The 21st century health gurus aren’t the first to start ingesting it either; the Aztecs figured out the wonders of spirulina years ago. If you want to get really picky, fish and other creatures starting eating it way before then.
With spirulina practically overflowing in beneficial nutritional content, this healthy specimen can take the coveted spot next to superfoods like ginger. Unlike meat, over half of its weight consists of protein and provides the complete set of the 8 essential amino acids that your body needs.

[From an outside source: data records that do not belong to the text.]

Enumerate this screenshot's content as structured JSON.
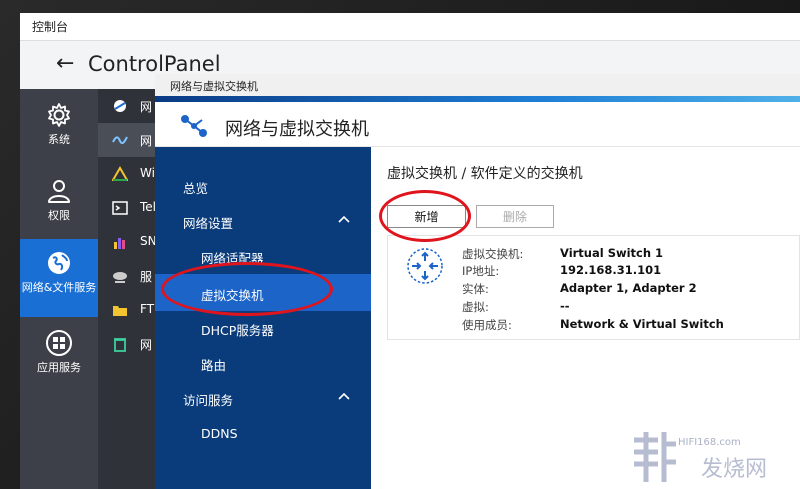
{
  "cp": {
    "titlebar": "控制台",
    "title": "ControlPanel"
  },
  "sidebar": {
    "items": [
      {
        "label": "系统",
        "icon": "gear-icon"
      },
      {
        "label": "权限",
        "icon": "user-icon"
      },
      {
        "label": "网络&文件服务",
        "icon": "globe-icon"
      },
      {
        "label": "应用服务",
        "icon": "grid-icon"
      }
    ]
  },
  "subnav": {
    "items": [
      {
        "label": "网",
        "icon": "network-icon"
      },
      {
        "label": "网",
        "icon": "wave-icon"
      },
      {
        "label": "Wi",
        "icon": "triangle-icon"
      },
      {
        "label": "Tel",
        "icon": "terminal-icon"
      },
      {
        "label": "SN",
        "icon": "bar-chart-icon"
      },
      {
        "label": "服",
        "icon": "satellite-icon"
      },
      {
        "label": "FT",
        "icon": "folder-icon"
      },
      {
        "label": "网",
        "icon": "trash-icon"
      }
    ]
  },
  "window": {
    "titlebar": "网络与虚拟交换机",
    "header": "网络与虚拟交换机",
    "menu": {
      "overview": "总览",
      "net_settings": "网络设置",
      "adapters": "网络适配器",
      "vswitch": "虚拟交换机",
      "dhcp": "DHCP服务器",
      "route": "路由",
      "access": "访问服务",
      "ddns": "DDNS"
    },
    "content": {
      "breadcrumb": "虚拟交换机 / 软件定义的交换机",
      "add": "新增",
      "delete": "删除",
      "switch": {
        "k_name": "虚拟交换机:",
        "v_name": "Virtual Switch 1",
        "k_ip": "IP地址:",
        "v_ip": "192.168.31.101",
        "k_entity": "实体:",
        "v_entity": "Adapter 1, Adapter 2",
        "k_virtual": "虚拟:",
        "v_virtual": "--",
        "k_used": "使用成员:",
        "v_used": "Network & Virtual Switch"
      }
    }
  },
  "watermark": {
    "url": "HIFI168.com",
    "text": "发烧网"
  },
  "colors": {
    "menu_bg": "#0a3c7c",
    "menu_selected": "#1c64c8",
    "sidebar_active": "#1a6fd4",
    "highlight": "#e0141d"
  }
}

Not only that, it’s only 3.6 calories per gram (compared to 4 calories per gram of carbohydrates and protein and 9 per gram of fat) and is high in vitamins and minerals like calcium, magnesium and iron. That being said, you really need to devote yourself to eating spirulina throughout the day every day to get your daily recommended amount of minerals and vitamins.
It’s not surprising that high nutrition content comes with medicinal properties. Not much can be said with certainty as studies are still ongoing, but spirulina has shown to have anti-cancerous properties and anti-inflammatory properties. Studies have also shown that the cyanobacteria can help lower cholesterol levels, which is beneficial to a variety of diseases.
A lot of foods have loads of disease-preventing nutrients, but few are sustainable as well. Spirulina doesn’t need acres of land to grow on and doesn’t suck a ton of nutrients from the Earth’s soil like livestock or plants.
As micro-algae production grows, new start-up companies like EnerGaia have come up with more efficient ways to grow spirulina by culturing it in bioreactor tubs on rooftops of urban cities and harvesting it multiple times a week, something that’s impossible to do livestock and with other plant superfoods like kale. It’ll be a major break through if farmers find a way to raise cows on the roof.
The glorious harmony of nutritional, medicinal and sustainable properties of spirulina is too valuable for it to pass through as just another superfood trend. So, don’t be surprised if you find yourself eating a forkful of spirulina a couple years from now.